Pendant son absence, les gardes du Palatin avaient pris la fuite, emportant avec eux tout ce qui s'était trouvé à leur portée : couvertures attaliques, vases d'argent, meubles précieux. Néron courut au petit coffre où il avait renfermé le poison de Locuste, et ouvrit le tiroir ; mais la boîte d'or avait disparu, et avec elle la dernière ressource contre la honte d'une mort publique et infâme. Alors se sentant faible contre le danger, délaissé ou trahi par tout le monde, celui qui la veille encore était le maître de la terre, se jeta la face contre le plancher, et se roula, appelant à son aide avec des cris insensés. Trois personnes accoururent : c'étaient Sporus, Epaphrodite, son secrétaire, et Phaon, son affranchi.
A leur vue, Néron se releva sur un genou et les regarda avec anxiété ; puis, voyant à leurs visages tristes et abattus qu'il n'y avait plus d'espoir, il ordonna à Epaphrodite d'aller chercher le gladiateur Spiculus, ou tout autre qui voulût le tuer. Puis il commanda à Sporus et à Phaon qui restaient avec lui, d'entonner les lamentations que les femmes louées pour pleurer chantaient en accompagnant les funérailles ; ils n'avaient pas fini, qu'Epaphrodite rentra. Ni Spiculus, ni personne, n'avait voulu venir. Alors Néron, qui avait rassemblé toutes ses forces, voyant que ce dernier moyen de mourir d'une mort prompte lui échappait, laissa tomber les bras en s'écriant : Hélas ! hélas !... je n'ai donc ni ami ni ennemi ; alors il voulut sortir du Palatin, courir vers le Tibre et s'y précipiter. Mais Phaon l'arrêta en lui offrant sa maison de campagne, située à quatre milles à peu près de Rome, entre les voies Salaria et Nomentane. Néron, se rattachant à cette dernière espérance, accepte. Cinq chevaux sont préparés ; Néron monte sur l'un d'eux, se voile le visage, et, suivi de Sporus, qui ne le quitte pas plus que son ombre, tandis que Phaon reste au Palatin pour lui faire parvenir des nouvelles, il traverse la ville tout entière, sort par la porte Nomentane, et suit la voie sur laquelle nous l'avons retrouvé, au moment où le salut du soldat qui l'avait reconnu avait mis le comble à sa terreur.

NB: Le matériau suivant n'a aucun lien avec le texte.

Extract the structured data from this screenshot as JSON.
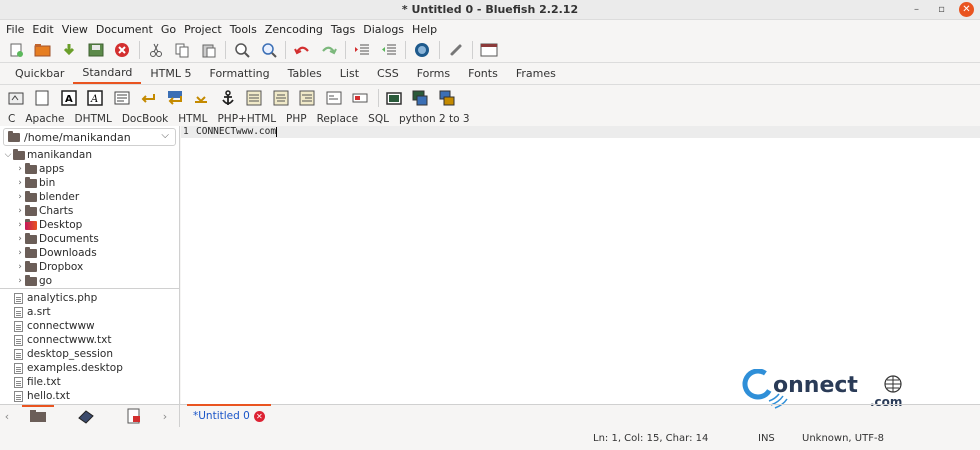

Cependant la petite troupe était arrivée à la hauteur de la villa de Phaon, située où est aujourd'hui la Serpentara. Cette campagne, cachée derrière le mont Sacré, pouvait offrir à Néron une retraite momentanée, assez isolée pour qu'il eût au moins le temps de se décider à mourir, si toute chance de salut lui échappait. Epaphrodite, qui connaissait le chemin, prit alors la tête de la cavalcade, et, se jetant à gauche, s'engagea dans la traverse ; Néron le suivit, puis les deux affranchis et Sporus formèrent l'arrière-garde. Arrivés à moitié chemin, ils entendirent quelque bruit sur la route, quoiqu'ils ne pussent voir quelles étaient les personnes qui le causaient : cette obscurité les servit eux-mêmes. Néron et Epaphrodite se jetèrent dans la campagne, tandis que Sporus et les deux affranchis continuèrent de côtoyer le mont Sacré. Ce bruit était causé par une patrouille de nuit envoyée à la recherche de l'empereur, et commandée par un centurion. Elle arrêta les trois voyageurs ; mais, ne reconnaissant pas Néron parmi eux, le centurion les laissa continuer leur route, après avoir échangé quelques mots avec Sporus.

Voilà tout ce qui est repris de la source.